Invitée en septembre 2018 à remettre un avis sur une proposition de résolution parlementaire pour améliorer la lutte contre les incivilités et les infractions environnementales, IEW a eu l’occasion de présenter, une nouvelle fois, son analyse sur la législation relative aux infractions environnementales en Wallonie. De manière synthétique : une législation wallonne de qualité avec, après plus de 10 ans d’application sur le terrain, certains mécanismes instaurés en 2008 qui ont fait leur preuve : transaction, amendes administratives, suivi des infractions par les services du fonctionnaire sanctionnateur notamment. Cela étant, selon IEW, certaines modifications législatives sont souhaitables :

  • Augmenter le montant des amendes administratives afin d’assurer le caractère dissuasif de celles-ci ;
  • Dépénaliser les « petites » infractions afin de désengorger les parquets ;
  • Elargir les moyens d’investigation et de sanction attribués au fonctionnaire sanctionnateur ;
  • Optimiser le caractère efficient de certaines sanctions notamment en matière d’infractions à la législation en matière de déchets ;
  • Instaurer de nouveaux types de sanctions dont le caractère dissuasif serait plus important que la seule amende administrative.

Même si la Fédération n’a pas été sollicitée pour remettre un avis sur le projet de décret soumis au Parlement, plusieurs recommandations d’IEW figurent dans le décret adopté.

Au rayon des nouveautés, une stratégie…

Parmi les nouveaux outils, la mise en place d’une stratégie wallonne de politique répressive environnementale qui doit être adoptée au plus tard douze mois après la prestation de serment du Gouvernement (D.142 §.2).
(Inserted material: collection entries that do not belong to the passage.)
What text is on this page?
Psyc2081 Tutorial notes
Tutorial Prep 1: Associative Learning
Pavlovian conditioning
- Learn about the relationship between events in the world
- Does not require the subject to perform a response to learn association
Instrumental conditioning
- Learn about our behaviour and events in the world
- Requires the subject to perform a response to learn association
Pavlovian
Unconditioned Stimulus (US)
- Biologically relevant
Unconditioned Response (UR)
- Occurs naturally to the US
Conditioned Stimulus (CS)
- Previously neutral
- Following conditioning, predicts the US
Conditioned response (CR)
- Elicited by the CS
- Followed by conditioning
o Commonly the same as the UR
Cela étant, de notre lecture du décret, ce dernier ne prévoit aucun levier d’action si d’aventure la stratégie n’est pas adoptée dans les douze mois de la prestation de serment du Gouvernement.

Cette stratégie est un outil intéressant et pertinent même s’il conviendra d’éviter qu’il s’agisse d’une « coquille vide » se bornant à de simples déclarations de principe et dont le contenu serait difficilement évaluable. Sa mise en œuvre concrète sur le terrain sera tout aussi, voire encore plus, importante.

Certaines pierres d’achoppement n’ont pas franchi le cap du Parlement

Parmi les modifications figurant dans le projet de décret déposé au Parlement, certaines posaient question de manière plus fondamentale. Notamment la reconnaissance d’un statut légal en faveur des « ambassadeurs de la propreté » ou encore la possibilité de proposer au contrevenant des prestations citoyennes dont l’encadrement pouvait notamment être assuré par les associations environnementales. L’emploi de l’imparfait est à présent de mise dès lors que les modifications en question ont fait l’objet d’amendements.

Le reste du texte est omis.